A década de 2000 foi um período fértil para o cinema de ficção científica, marcado por produções originais e conceitos ousados que fugiam das fórmulas tradicionais de franquias. Embora muitos desses filmes tenham apresentado mundos complexos e narrativas instigantes, Hollywood frequentemente ignorou o potencial de expansão dessas histórias, deixando arcos narrativos em aberto e universos fascinantes sem uma continuação direta.
Muitas vezes, o fracasso comercial nas bilheterias ou a falta de interesse imediato dos estúdios impediram que essas obras ganhassem o status de saga. No entanto, com o passar dos anos, diversos títulos conquistaram uma base de fãs dedicada e um status de cult, provando que o interesse do público por essas histórias permanece vivo duas décadas depois.
Sky Captain and the World of Tomorrow (2004)

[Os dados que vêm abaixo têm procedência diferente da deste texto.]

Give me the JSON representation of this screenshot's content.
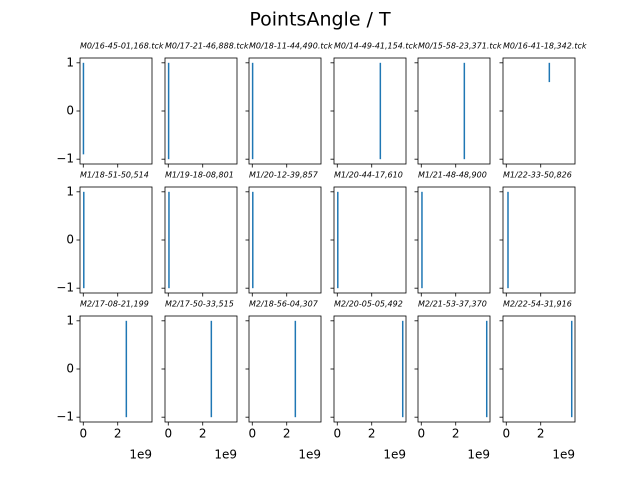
{
  "title": "PointsAngle / T",
  "chart_data": [
    {
      "type": "line",
      "title": "M0/16-45-01,168.tck",
      "x": [
        10000000,
        10000000
      ],
      "values": [
        -0.9,
        1
      ],
      "color": "#1f77b4",
      "xlim": [
        -190000000,
        3990000000
      ],
      "ylim": [
        -1.1,
        1.1
      ],
      "xticks": [
        0,
        2000000000
      ],
      "yticks": [
        {
          "value": -1,
          "label": "−1"
        },
        0,
        1
      ]
    },
    {
      "type": "line",
      "title": "M0/17-21-46,888.tck",
      "x": [
        20000000,
        20000000
      ],
      "values": [
        -1,
        1
      ],
      "color": "#1f77b4",
      "xlim": [
        -190000000,
        3990000000
      ],
      "ylim": [
        -1.1,
        1.1
      ],
      "xticks": [
        0,
        2000000000
      ],
      "yticks": [
        -1,
        0,
        1
      ]
    },
    {
      "type": "line",
      "title": "M0/18-11-44,490.tck",
      "x": [
        20000000,
        20000000
      ],
      "values": [
        -1,
        1
      ],
      "color": "#1f77b4",
      "xlim": [
        -190000000,
        3990000000
      ],
      "ylim": [
        -1.1,
        1.1
      ],
      "xticks": [
        0,
        2000000000
      ],
      "yticks": [
        -1,
        0,
        1
      ]
    },
    {
      "type": "line",
      "title": "M0/14-49-41,154.tck",
      "x": [
        2500000000,
        2500000000
      ],
      "values": [
        -1,
        1
      ],
      "color": "#1f77b4",
      "xlim": [
        -190000000,
        3990000000
      ],
      "ylim": [
        -1.1,
        1.1
      ],
      "xticks": [
        0,
        2000000000
      ],
      "yticks": [
        -1,
        0,
        1
      ]
    },
    {
      "type": "line",
      "title": "M0/15-58-23,371.tck",
      "x": [
        2500000000,
        2500000000
      ],
      "values": [
        -1,
        1
      ],
      "color": "#1f77b4",
      "xlim": [
        -190000000,
        3990000000
      ],
      "ylim": [
        -1.1,
        1.1
      ],
      "xticks": [
        0,
        2000000000
      ],
      "yticks": [
        -1,
        0,
        1
      ]
    },
    {
      "type": "line",
      "title": "M0/16-41-18,342.tck",
      "x": [
        2500000000,
        2500000000
      ],
      "values": [
        0.6,
        1
      ],
      "color": "#1f77b4",
      "xlim": [
        -190000000,
        3990000000
      ],
      "ylim": [
        -1.1,
        1.1
      ],
      "xticks": [
        0,
        2000000000
      ],
      "yticks": [
        -1,
        0,
        1
      ]
    },
    {
      "type": "line",
      "title": "M1/18-51-50,514",
      "x": [
        30000000,
        30000000
      ],
      "values": [
        -1,
        1
      ],
      "color": "#1f77b4",
      "xlim": [
        -190000000,
        3990000000
      ],
      "ylim": [
        -1.1,
        1.1
      ],
      "xticks": [
        0,
        2000000000
      ],
      "yticks": [
        {
          "value": -1,
          "label": "−1"
        },
        0,
        1
      ]
    },
    {
      "type": "line",
      "title": "M1/19-18-08,801",
      "x": [
        40000000,
        40000000
      ],
      "values": [
        -1,
        1
      ],
      "color": "#1f77b4",
      "xlim": [
        -190000000,
        3990000000
      ],
      "ylim": [
        -1.1,
        1.1
      ],
      "xticks": [
        0,
        2000000000
      ],
      "yticks": [
        -1,
        0,
        1
      ]
    },
    {
      "type": "line",
      "title": "M1/20-12-39,857",
      "x": [
        30000000,
        30000000
      ],
      "values": [
        -1,
        1
      ],
      "color": "#1f77b4",
      "xlim": [
        -190000000,
        3990000000
      ],
      "ylim": [
        -1.1,
        1.1
      ],
      "xticks": [
        0,
        2000000000
      ],
      "yticks": [
        -1,
        0,
        1
      ]
    },
    {
      "type": "line",
      "title": "M1/20-44-17,610",
      "x": [
        30000000,
        30000000
      ],
      "values": [
        -1,
        1
      ],
      "color": "#1f77b4",
      "xlim": [
        -190000000,
        3990000000
      ],
      "ylim": [
        -1.1,
        1.1
      ],
      "xticks": [
        0,
        2000000000
      ],
      "yticks": [
        -1,
        0,
        1
      ]
    },
    {
      "type": "line",
      "title": "M1/21-48-48,900",
      "x": [
        40000000,
        40000000
      ],
      "values": [
        -1,
        1
      ],
      "color": "#1f77b4",
      "xlim": [
        -190000000,
        3990000000
      ],
      "ylim": [
        -1.1,
        1.1
      ],
      "xticks": [
        0,
        2000000000
      ],
      "yticks": [
        -1,
        0,
        1
      ]
    },
    {
      "type": "line",
      "title": "M1/22-33-50,826",
      "x": [
        100000000,
        100000000
      ],
      "values": [
        -1,
        1
      ],
      "color": "#1f77b4",
      "xlim": [
        -190000000,
        3990000000
      ],
      "ylim": [
        -1.1,
        1.1
      ],
      "xticks": [
        0,
        2000000000
      ],
      "yticks": [
        -1,
        0,
        1
      ]
    },
    {
      "type": "line",
      "title": "M2/17-08-21,199",
      "x": [
        2500000000,
        2500000000
      ],
      "values": [
        -1,
        1
      ],
      "color": "#1f77b4",
      "xlim": [
        -190000000,
        3990000000
      ],
      "ylim": [
        -1.1,
        1.1
      ],
      "xticks": [
        0,
        {
          "value": 2000000000,
          "label": "2"
        }
      ],
      "x_offset": "1e9",
      "yticks": [
        {
          "value": -1,
          "label": "−1"
        },
        0,
        1
      ]
    },
    {
      "type": "line",
      "title": "M2/17-50-33,515",
      "x": [
        2500000000,
        2500000000
      ],
      "values": [
        -1,
        1
      ],
      "color": "#1f77b4",
      "xlim": [
        -190000000,
        3990000000
      ],
      "ylim": [
        -1.1,
        1.1
      ],
      "xticks": [
        0,
        {
          "value": 2000000000,
          "label": "2"
        }
      ],
      "x_offset": "1e9",
      "yticks": [
        -1,
        0,
        1
      ]
    },
    {
      "type": "line",
      "title": "M2/18-56-04,307",
      "x": [
        2500000000,
        2500000000
      ],
      "values": [
        -1,
        1
      ],
      "color": "#1f77b4",
      "xlim": [
        -190000000,
        3990000000
      ],
      "ylim": [
        -1.1,
        1.1
      ],
      "xticks": [
        0,
        {
          "value": 2000000000,
          "label": "2"
        }
      ],
      "x_offset": "1e9",
      "yticks": [
        -1,
        0,
        1
      ]
    },
    {
      "type": "line",
      "title": "M2/20-05-05,492",
      "x": [
        3800000000,
        3800000000
      ],
      "values": [
        -1,
        1
      ],
      "color": "#1f77b4",
      "xlim": [
        -190000000,
        3990000000
      ],
      "ylim": [
        -1.1,
        1.1
      ],
      "xticks": [
        0,
        {
          "value": 2000000000,
          "label": "2"
        }
      ],
      "x_offset": "1e9",
      "yticks": [
        -1,
        0,
        1
      ]
    },
    {
      "type": "line",
      "title": "M2/21-53-37,370",
      "x": [
        3800000000,
        3800000000
      ],
      "values": [
        -1,
        1
      ],
      "color": "#1f77b4",
      "xlim": [
        -190000000,
        3990000000
      ],
      "ylim": [
        -1.1,
        1.1
      ],
      "xticks": [
        0,
        {
          "value": 2000000000,
          "label": "2"
        }
      ],
      "x_offset": "1e9",
      "yticks": [
        -1,
        0,
        1
      ]
    },
    {
      "type": "line",
      "title": "M2/22-54-31,916",
      "x": [
        3800000000,
        3800000000
      ],
      "values": [
        -1,
        1
      ],
      "color": "#1f77b4",
      "xlim": [
        -190000000,
        3990000000
      ],
      "ylim": [
        -1.1,
        1.1
      ],
      "xticks": [
        0,
        {
          "value": 2000000000,
          "label": "2"
        }
      ],
      "x_offset": "1e9",
      "yticks": [
        -1,
        0,
        1
      ]
    }
  ]
}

Este longa foi um dos pioneiros ao utilizar cenários inteiramente digitais, criando uma estética visual única que remete ao cinema de aventura dos anos 1930. Estrelado por Jude Law e Gwyneth Paltrow, o filme explora um mundo sob ataque de robôs gigantes. Apesar da aclamação técnica, o desempenho abaixo do esperado nas bilheterias encerrou qualquer plano de expansão da franquia.
Sunshine (2007)

Dirigido por Danny Boyle, Sunshine é uma obra cerebral que acompanha uma tripulação em uma missão suicida para reativar o Sol. O filme é frequentemente comparado a clássicos como 2001: Uma Odisseia no Espaço pela sua abordagem séria e psicológica. Embora o diretor tenha descartado uma sequência na época, o universo estabelecido, focado na sobrevivência da humanidade, ainda oferece um terreno fértil para explorações futuras.
The Island (2005)

Dirigido por Michael Bay, The Island apresenta uma distopia onde clones são criados para servirem como doadores de órgãos para os ricos. Com o tempo, o filme foi redescoberto pelo público em plataformas de streaming, ganhando uma nova vida. A premissa de clones vivendo no mundo exterior após escaparem do complexo utópico seria um ponto de partida ideal para uma continuação.
Serenity (2005)

Após o cancelamento prematuro da série Firefly, os fãs clamaram por um desfecho, que veio com o filme Serenity. Embora tenha entregue uma conclusão satisfatória, o longa não obteve o sucesso financeiro necessário para sustentar uma franquia cinematográfica. Rumores sobre uma possível animação continuam a circular, mantendo viva a esperança dos fãs por novas histórias da tripulação de Mal Reynolds.
Jumper (2008)

Com direção de Doug Liman, Jumper explora a vida de pessoas capazes de se teletransportar instantaneamente. Apesar das críticas mistas, o filme foi um sucesso de bilheteria e possuía planos para uma trilogia. A mitologia envolvendo os Paladinos e a guerra secreta contra os Jumpers é um conceito que ainda merece ser revisitado nas telonas.
Push (2009)

Antes de se tornar o Capitão América, Chris Evans protagonizou Push, um filme sobre jovens com habilidades psíquicas fugindo de uma agência governamental. O longa termina sem concluir sua trama principal, deixando um gancho claro para uma sequência que nunca aconteceu. A exploração desse submundo de conspirações governamentais permanece como uma das maiores oportunidades perdidas da década.
Moon (2009)

O filme de estreia de Duncan Jones, Moon, é um exemplo de como fazer ficção científica inteligente com baixo orçamento. A história de um minerador lunar que descobre segredos sobre sua própria existência é um estudo de personagem profundo. Uma sequência poderia explorar as consequências dessa revelação na Terra, abordando temas éticos sobre a natureza humana.
District 9 (2009)

District 9, de Neill Blomkamp, utilizou a ficção científica para comentar sobre o apartheid na África do Sul. O final, que deixa o protagonista em um processo de transformação alienígena e promete o retorno de uma nave em três anos, sempre sugeriu uma continuação. A ideia de um District 10 é um desejo antigo tanto do diretor quanto dos fãs.
Minority Report (2002)

Dirigido por Steven Spielberg, Minority Report é um marco do gênero que previu questões modernas sobre vigilância e policiamento preditivo. Com Tom Cruise no papel principal, o filme questiona a falibilidade da tecnologia e o livre-arbítrio. O mundo apresentado, onde o crime é supostamente eliminado, é vasto o suficiente para novas narrativas.
Children of Men (2006)

Children of Men, de Alfonso Cuarón, retrata um futuro onde a infertilidade humana ameaça a extinção da espécie. O filme termina com uma nota de esperança radical após o nascimento de uma criança. Embora seja uma obra fechada, a força de sua narrativa e a relevância de seus temas fazem com que muitos considerem que este é um dos filmes que mais merecem uma expansão de seu universo.